Intensive development of ultrafast electronics requires materials with high-frequency spin dynamics. In this light, the insulators that possess the magnetization precession phenomenon due to magnetic anisotropy are dark horses. On the one hand, modern hard magnetic materials reveal relatively moderate resonance frequencies of the ferromagnetic mode (generally, dozens of GHz), which are lower than the frequencies of the antiferromagnetic resonances; on the other hand, the research in this area is quite scanty, which implies a room for a breakthrough. Here, an example of a hard ferrimagnetic insulator (cobalt ferrite CoFe2O4) was obtained in the form of nanoparticles and bulk ceramics via high-temperature methods. Due to high magnetic anisotropy fields, the samples in a single domain state show broad hysteresis loops.
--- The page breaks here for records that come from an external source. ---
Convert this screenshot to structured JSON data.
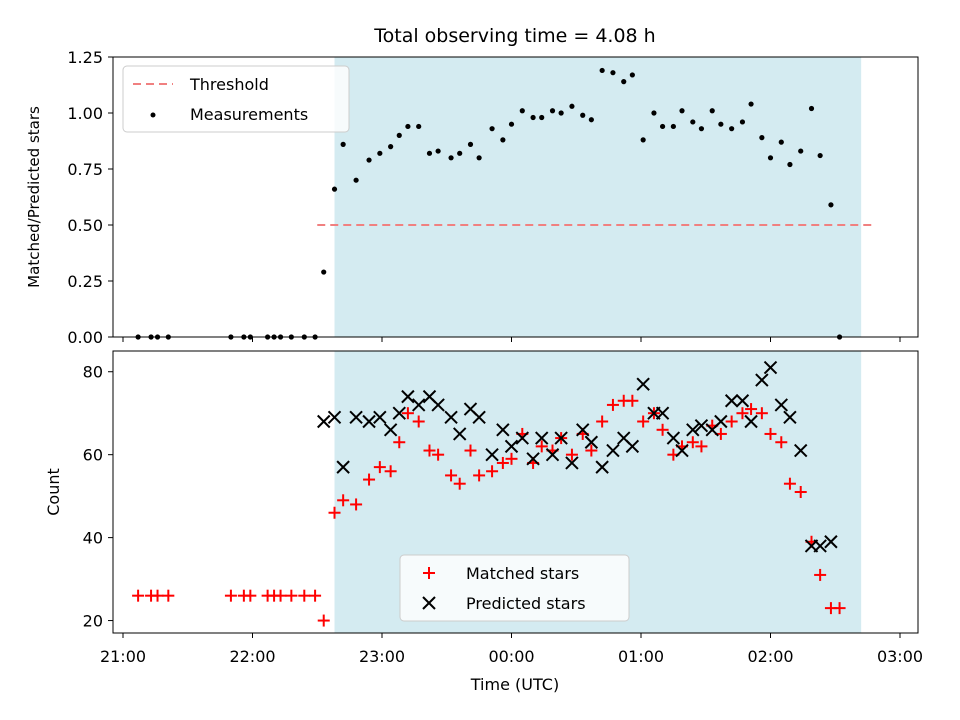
{
  "chart_data": [
    {
      "type": "scatter",
      "title": "Total observing time = 4.08 h",
      "ylabel": "Matched/Predicted stars",
      "ylim": [
        0,
        1.25
      ],
      "yticks": [
        "0.00",
        "0.25",
        "0.50",
        "0.75",
        "1.00",
        "1.25"
      ],
      "shaded_region": {
        "from": "22:38",
        "to": "02:42",
        "color": "#d4ebf1"
      },
      "threshold": {
        "name": "Threshold",
        "value": 0.5,
        "from": "22:30",
        "to": "02:47",
        "color": "#f08080"
      },
      "series": [
        {
          "name": "Measurements",
          "color": "#000000",
          "marker": "dot",
          "points": [
            [
              "21:07",
              0.0
            ],
            [
              "21:13",
              0.0
            ],
            [
              "21:16",
              0.0
            ],
            [
              "21:21",
              0.0
            ],
            [
              "21:50",
              0.0
            ],
            [
              "21:56",
              0.0
            ],
            [
              "21:59",
              0.0
            ],
            [
              "22:07",
              0.0
            ],
            [
              "22:10",
              0.0
            ],
            [
              "22:13",
              0.0
            ],
            [
              "22:18",
              0.0
            ],
            [
              "22:24",
              0.0
            ],
            [
              "22:29",
              0.0
            ],
            [
              "22:33",
              0.29
            ],
            [
              "22:38",
              0.66
            ],
            [
              "22:42",
              0.86
            ],
            [
              "22:48",
              0.7
            ],
            [
              "22:54",
              0.79
            ],
            [
              "22:59",
              0.82
            ],
            [
              "23:04",
              0.85
            ],
            [
              "23:08",
              0.9
            ],
            [
              "23:12",
              0.94
            ],
            [
              "23:17",
              0.94
            ],
            [
              "23:22",
              0.82
            ],
            [
              "23:26",
              0.83
            ],
            [
              "23:32",
              0.8
            ],
            [
              "23:36",
              0.82
            ],
            [
              "23:41",
              0.86
            ],
            [
              "23:45",
              0.8
            ],
            [
              "23:51",
              0.93
            ],
            [
              "23:56",
              0.88
            ],
            [
              "00:00",
              0.95
            ],
            [
              "00:05",
              1.01
            ],
            [
              "00:10",
              0.98
            ],
            [
              "00:14",
              0.98
            ],
            [
              "00:19",
              1.01
            ],
            [
              "00:23",
              1.0
            ],
            [
              "00:28",
              1.03
            ],
            [
              "00:33",
              0.99
            ],
            [
              "00:37",
              0.97
            ],
            [
              "00:42",
              1.19
            ],
            [
              "00:47",
              1.18
            ],
            [
              "00:52",
              1.14
            ],
            [
              "00:56",
              1.17
            ],
            [
              "01:01",
              0.88
            ],
            [
              "01:06",
              1.0
            ],
            [
              "01:10",
              0.94
            ],
            [
              "01:15",
              0.94
            ],
            [
              "01:19",
              1.01
            ],
            [
              "01:24",
              0.96
            ],
            [
              "01:28",
              0.93
            ],
            [
              "01:33",
              1.01
            ],
            [
              "01:37",
              0.95
            ],
            [
              "01:42",
              0.93
            ],
            [
              "01:47",
              0.96
            ],
            [
              "01:51",
              1.04
            ],
            [
              "01:56",
              0.89
            ],
            [
              "02:00",
              0.8
            ],
            [
              "02:05",
              0.87
            ],
            [
              "02:09",
              0.77
            ],
            [
              "02:14",
              0.83
            ],
            [
              "02:19",
              1.02
            ],
            [
              "02:23",
              0.81
            ],
            [
              "02:28",
              0.59
            ],
            [
              "02:32",
              0.0
            ]
          ]
        }
      ],
      "legend": {
        "placement": "top-left"
      }
    },
    {
      "type": "scatter",
      "xlabel": "Time (UTC)",
      "ylabel": "Count",
      "ylim": [
        17,
        85
      ],
      "yticks": [
        "20",
        "40",
        "60",
        "80"
      ],
      "xticks": [
        "21:00",
        "22:00",
        "23:00",
        "00:00",
        "01:00",
        "02:00",
        "03:00"
      ],
      "shaded_region": {
        "from": "22:38",
        "to": "02:42",
        "color": "#d4ebf1"
      },
      "series": [
        {
          "name": "Matched stars",
          "color": "#ff0000",
          "marker": "plus",
          "points": [
            [
              "21:07",
              26
            ],
            [
              "21:13",
              26
            ],
            [
              "21:16",
              26
            ],
            [
              "21:21",
              26
            ],
            [
              "21:50",
              26
            ],
            [
              "21:56",
              26
            ],
            [
              "21:59",
              26
            ],
            [
              "22:07",
              26
            ],
            [
              "22:10",
              26
            ],
            [
              "22:13",
              26
            ],
            [
              "22:18",
              26
            ],
            [
              "22:24",
              26
            ],
            [
              "22:29",
              26
            ],
            [
              "22:33",
              20
            ],
            [
              "22:38",
              46
            ],
            [
              "22:42",
              49
            ],
            [
              "22:48",
              48
            ],
            [
              "22:54",
              54
            ],
            [
              "22:59",
              57
            ],
            [
              "23:04",
              56
            ],
            [
              "23:08",
              63
            ],
            [
              "23:12",
              70
            ],
            [
              "23:17",
              68
            ],
            [
              "23:22",
              61
            ],
            [
              "23:26",
              60
            ],
            [
              "23:32",
              55
            ],
            [
              "23:36",
              53
            ],
            [
              "23:41",
              61
            ],
            [
              "23:45",
              55
            ],
            [
              "23:51",
              56
            ],
            [
              "23:56",
              58
            ],
            [
              "00:00",
              59
            ],
            [
              "00:05",
              65
            ],
            [
              "00:10",
              58
            ],
            [
              "00:14",
              62
            ],
            [
              "00:19",
              61
            ],
            [
              "00:23",
              64
            ],
            [
              "00:28",
              60
            ],
            [
              "00:33",
              65
            ],
            [
              "00:37",
              61
            ],
            [
              "00:42",
              68
            ],
            [
              "00:47",
              72
            ],
            [
              "00:52",
              73
            ],
            [
              "00:56",
              73
            ],
            [
              "01:01",
              68
            ],
            [
              "01:06",
              70
            ],
            [
              "01:10",
              66
            ],
            [
              "01:15",
              60
            ],
            [
              "01:19",
              62
            ],
            [
              "01:24",
              63
            ],
            [
              "01:28",
              62
            ],
            [
              "01:33",
              67
            ],
            [
              "01:37",
              65
            ],
            [
              "01:42",
              68
            ],
            [
              "01:47",
              70
            ],
            [
              "01:51",
              71
            ],
            [
              "01:56",
              70
            ],
            [
              "02:00",
              65
            ],
            [
              "02:05",
              63
            ],
            [
              "02:09",
              53
            ],
            [
              "02:14",
              51
            ],
            [
              "02:19",
              39
            ],
            [
              "02:23",
              31
            ],
            [
              "02:28",
              23
            ],
            [
              "02:32",
              23
            ]
          ]
        },
        {
          "name": "Predicted stars",
          "color": "#000000",
          "marker": "x",
          "points": [
            [
              "22:33",
              68
            ],
            [
              "22:38",
              69
            ],
            [
              "22:42",
              57
            ],
            [
              "22:48",
              69
            ],
            [
              "22:54",
              68
            ],
            [
              "22:59",
              69
            ],
            [
              "23:04",
              66
            ],
            [
              "23:08",
              70
            ],
            [
              "23:12",
              74
            ],
            [
              "23:17",
              72
            ],
            [
              "23:22",
              74
            ],
            [
              "23:26",
              72
            ],
            [
              "23:32",
              69
            ],
            [
              "23:36",
              65
            ],
            [
              "23:41",
              71
            ],
            [
              "23:45",
              69
            ],
            [
              "23:51",
              60
            ],
            [
              "23:56",
              66
            ],
            [
              "00:00",
              62
            ],
            [
              "00:05",
              64
            ],
            [
              "00:10",
              59
            ],
            [
              "00:14",
              64
            ],
            [
              "00:19",
              60
            ],
            [
              "00:23",
              64
            ],
            [
              "00:28",
              58
            ],
            [
              "00:33",
              66
            ],
            [
              "00:37",
              63
            ],
            [
              "00:42",
              57
            ],
            [
              "00:47",
              61
            ],
            [
              "00:52",
              64
            ],
            [
              "00:56",
              62
            ],
            [
              "01:01",
              77
            ],
            [
              "01:06",
              70
            ],
            [
              "01:10",
              70
            ],
            [
              "01:15",
              64
            ],
            [
              "01:19",
              61
            ],
            [
              "01:24",
              66
            ],
            [
              "01:28",
              67
            ],
            [
              "01:33",
              66
            ],
            [
              "01:37",
              68
            ],
            [
              "01:42",
              73
            ],
            [
              "01:47",
              73
            ],
            [
              "01:51",
              68
            ],
            [
              "01:56",
              78
            ],
            [
              "02:00",
              81
            ],
            [
              "02:05",
              72
            ],
            [
              "02:09",
              69
            ],
            [
              "02:14",
              61
            ],
            [
              "02:19",
              38
            ],
            [
              "02:23",
              38
            ],
            [
              "02:28",
              39
            ]
          ]
        }
      ],
      "legend": {
        "placement": "lower-center"
      }
    }
  ]
}
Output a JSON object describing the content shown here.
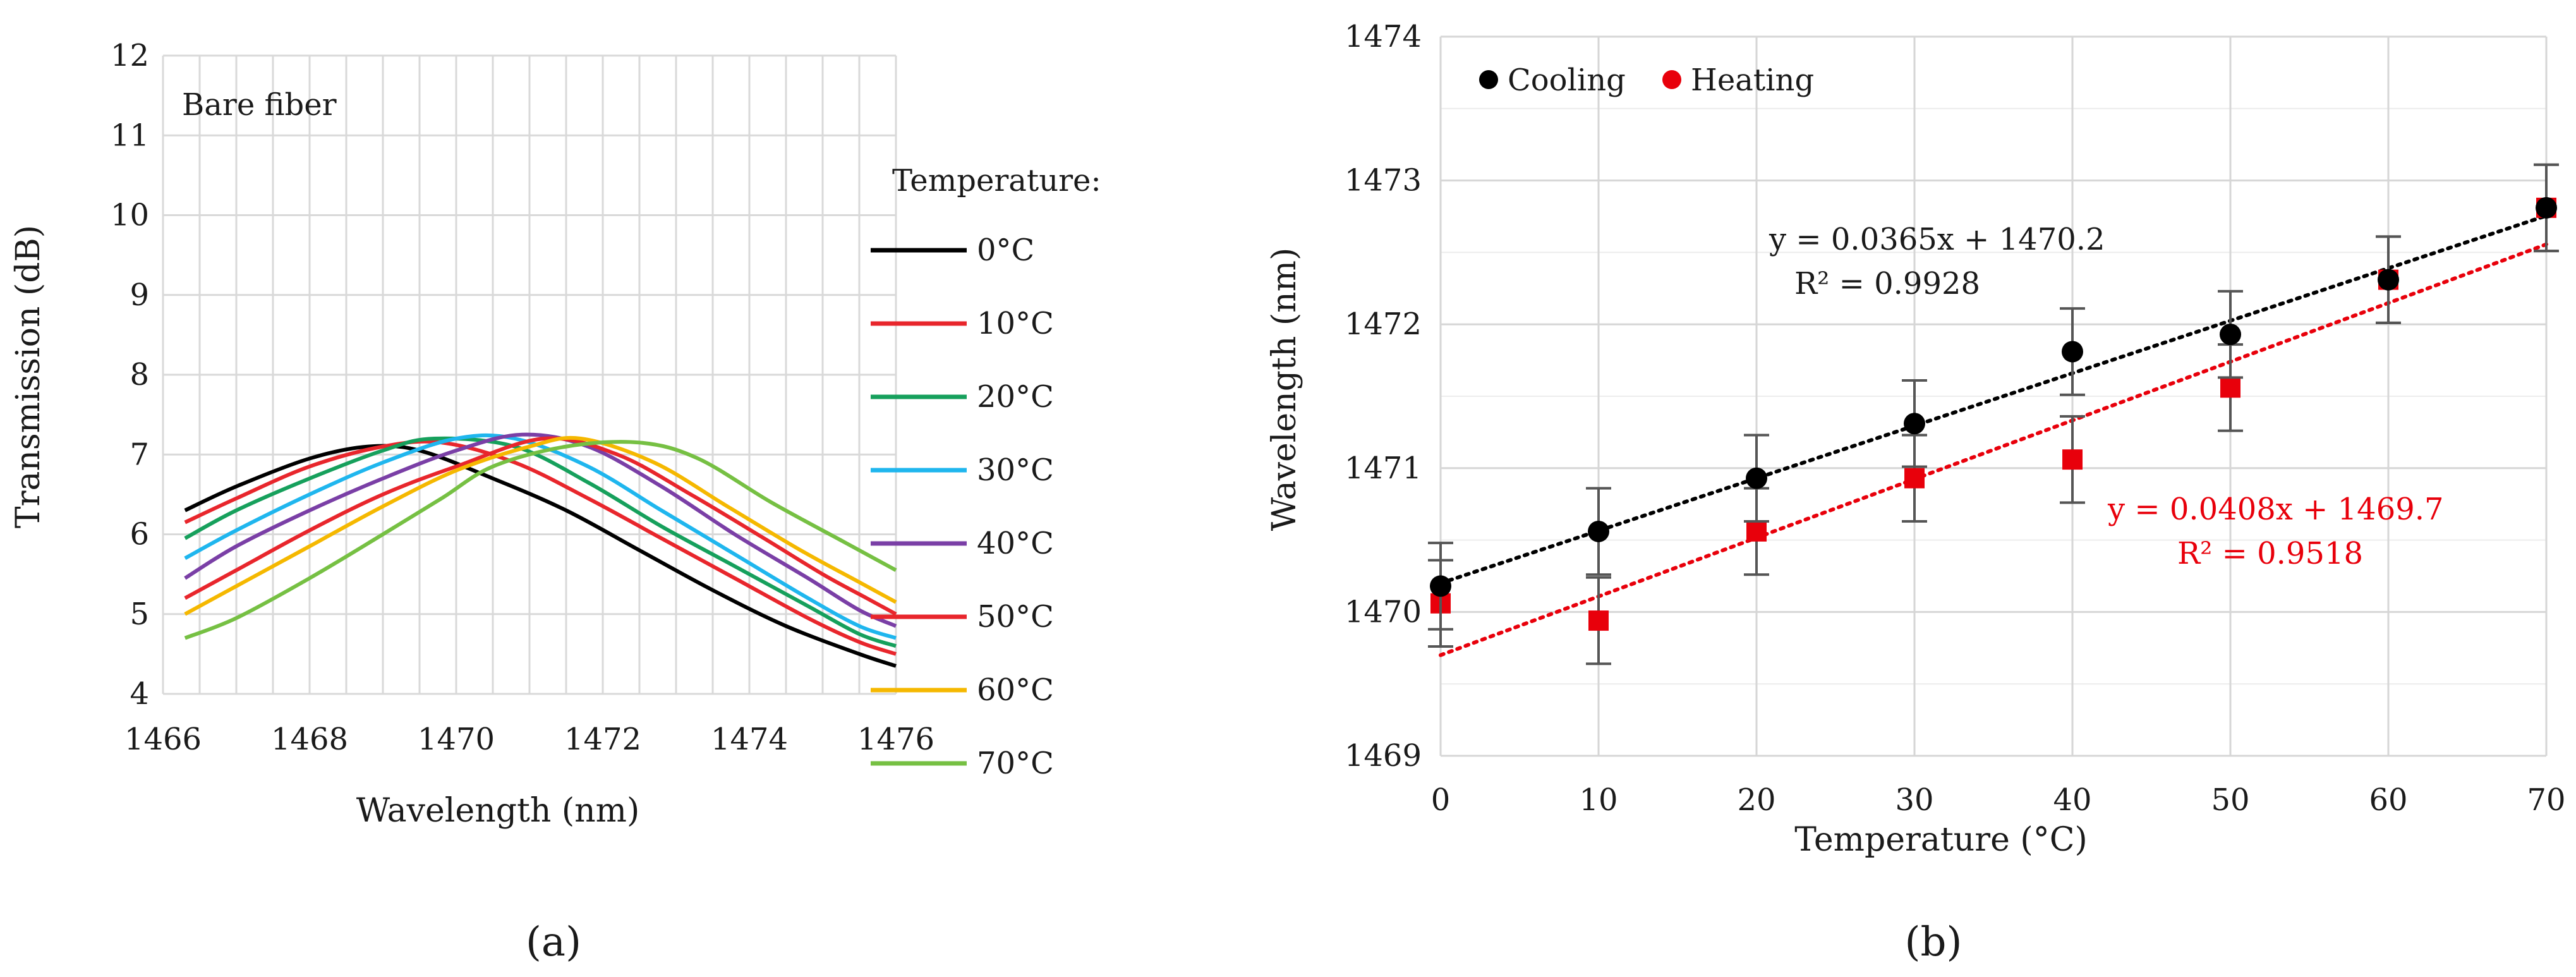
{
  "chart_data": [
    {
      "panel": "a",
      "panel_label": "(a)",
      "type": "line",
      "xlabel": "Wavelength (nm)",
      "ylabel": "Transmission (dB)",
      "xlim": [
        1466,
        1476
      ],
      "ylim": [
        4,
        12
      ],
      "xticks": [
        "1466",
        "1468",
        "1470",
        "1472",
        "1474",
        "1476"
      ],
      "yticks": [
        "4",
        "5",
        "6",
        "7",
        "8",
        "9",
        "10",
        "11",
        "12"
      ],
      "grid": true,
      "annotation": "Bare fiber",
      "legend_title": "Temperature:",
      "legend_position": "right",
      "series": [
        {
          "name": "0°C",
          "color": "#000000",
          "x": [
            1466.3,
            1467,
            1468,
            1468.8,
            1469.5,
            1470.5,
            1471.5,
            1472.5,
            1473.5,
            1474.5,
            1475.5,
            1476
          ],
          "y": [
            6.3,
            6.6,
            6.95,
            7.1,
            7.05,
            6.7,
            6.3,
            5.8,
            5.3,
            4.85,
            4.5,
            4.35
          ]
        },
        {
          "name": "10°C",
          "color": "#e8262c",
          "x": [
            1466.3,
            1467,
            1468,
            1469,
            1469.8,
            1470.8,
            1471.8,
            1472.8,
            1473.8,
            1474.8,
            1475.5,
            1476
          ],
          "y": [
            6.15,
            6.45,
            6.85,
            7.1,
            7.15,
            6.9,
            6.45,
            5.95,
            5.45,
            4.95,
            4.65,
            4.5
          ]
        },
        {
          "name": "20°C",
          "color": "#16a05c",
          "x": [
            1466.3,
            1467,
            1468,
            1469,
            1469.7,
            1470.8,
            1471.8,
            1472.8,
            1473.8,
            1474.8,
            1475.5,
            1476
          ],
          "y": [
            5.95,
            6.3,
            6.7,
            7.05,
            7.2,
            7.1,
            6.65,
            6.1,
            5.6,
            5.1,
            4.75,
            4.6
          ]
        },
        {
          "name": "30°C",
          "color": "#1fb6ee",
          "x": [
            1466.3,
            1467,
            1468,
            1469,
            1470,
            1470.8,
            1471.8,
            1472.8,
            1473.8,
            1474.8,
            1475.5,
            1476
          ],
          "y": [
            5.7,
            6.05,
            6.5,
            6.9,
            7.2,
            7.2,
            6.85,
            6.3,
            5.75,
            5.2,
            4.85,
            4.7
          ]
        },
        {
          "name": "40°C",
          "color": "#7a3fa6",
          "x": [
            1466.3,
            1467,
            1468,
            1469,
            1470,
            1470.9,
            1471.8,
            1472.8,
            1473.8,
            1474.8,
            1475.5,
            1476
          ],
          "y": [
            5.45,
            5.85,
            6.3,
            6.7,
            7.05,
            7.25,
            7.1,
            6.6,
            6.0,
            5.45,
            5.05,
            4.85
          ]
        },
        {
          "name": "50°C",
          "color": "#e8262c",
          "x": [
            1466.3,
            1467,
            1468,
            1469,
            1470,
            1471.2,
            1472.2,
            1473.2,
            1474.2,
            1475,
            1475.6,
            1476
          ],
          "y": [
            5.2,
            5.55,
            6.05,
            6.5,
            6.85,
            7.2,
            7.0,
            6.5,
            5.95,
            5.5,
            5.2,
            5.0
          ]
        },
        {
          "name": "60°C",
          "color": "#f5b800",
          "x": [
            1466.3,
            1467,
            1468,
            1469,
            1470,
            1471,
            1471.7,
            1472.7,
            1473.7,
            1474.7,
            1475.5,
            1476
          ],
          "y": [
            5.0,
            5.35,
            5.85,
            6.35,
            6.8,
            7.1,
            7.2,
            6.9,
            6.35,
            5.8,
            5.4,
            5.15
          ]
        },
        {
          "name": "70°C",
          "color": "#76c043",
          "x": [
            1466.3,
            1467,
            1468,
            1469,
            1469.8,
            1470.5,
            1471.5,
            1472.5,
            1473.3,
            1474.3,
            1475.3,
            1476
          ],
          "y": [
            4.7,
            4.95,
            5.45,
            6.0,
            6.45,
            6.85,
            7.1,
            7.15,
            6.95,
            6.4,
            5.9,
            5.55
          ]
        }
      ]
    },
    {
      "panel": "b",
      "panel_label": "(b)",
      "type": "scatter",
      "xlabel": "Temperature (°C)",
      "ylabel": "Wavelength (nm)",
      "xlim": [
        0,
        70
      ],
      "ylim": [
        1469,
        1474
      ],
      "xticks": [
        "0",
        "10",
        "20",
        "30",
        "40",
        "50",
        "60",
        "70"
      ],
      "yticks": [
        "1469",
        "1470",
        "1471",
        "1472",
        "1473",
        "1474"
      ],
      "grid": true,
      "legend_position": "top-left",
      "series": [
        {
          "name": "Cooling",
          "color": "#000000",
          "marker": "circle",
          "x": [
            0,
            10,
            20,
            30,
            40,
            50,
            60,
            70
          ],
          "y": [
            1470.18,
            1470.56,
            1470.93,
            1471.31,
            1471.81,
            1471.93,
            1472.31,
            1472.81
          ],
          "error": 0.3,
          "trendline": {
            "slope": 0.0365,
            "intercept": 1470.2,
            "equation": "y = 0.0365x + 1470.2",
            "r2": "R² = 0.9928"
          }
        },
        {
          "name": "Heating",
          "color": "#e8000b",
          "marker": "square",
          "x": [
            0,
            10,
            20,
            30,
            40,
            50,
            60,
            70
          ],
          "y": [
            1470.06,
            1469.94,
            1470.56,
            1470.93,
            1471.06,
            1471.56,
            1472.31,
            1472.81
          ],
          "error": 0.3,
          "trendline": {
            "slope": 0.0408,
            "intercept": 1469.7,
            "equation": "y = 0.0408x + 1469.7",
            "r2": "R² = 0.9518"
          }
        }
      ]
    }
  ]
}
The materials also possess intensive resonance absorption at frequencies higher than 0.20 THz in zero external magnetic fields. For the first time, natural ferromagnetic resonance (NFMR) frequencies higher than 0.30 THz were registered. The ceramic sample demonstrates the highest-known NFMR frequency of 0.35 THz. The model based on the Landau-Lifshitz equation was developed to explain the demonstrated magnetodynamic properties and shed light on those of hard ferrimagnets in general. The practical application of the electron resonances in hard magnetic insulators, including cobalt ferrite, Al-doped M-type hexaferrite, and epsilon iron oxide, is discussed. Our findings reveal that these materials should provide several orders of magnitude more powerful spin pumping at sub-terahertz/terahertz frequencies compared to insulating antiferromagnets, even under unpolarized irradiation and even in the absence of external magnetic fields. This opens new horizons for the development of practical ultrafast electronics.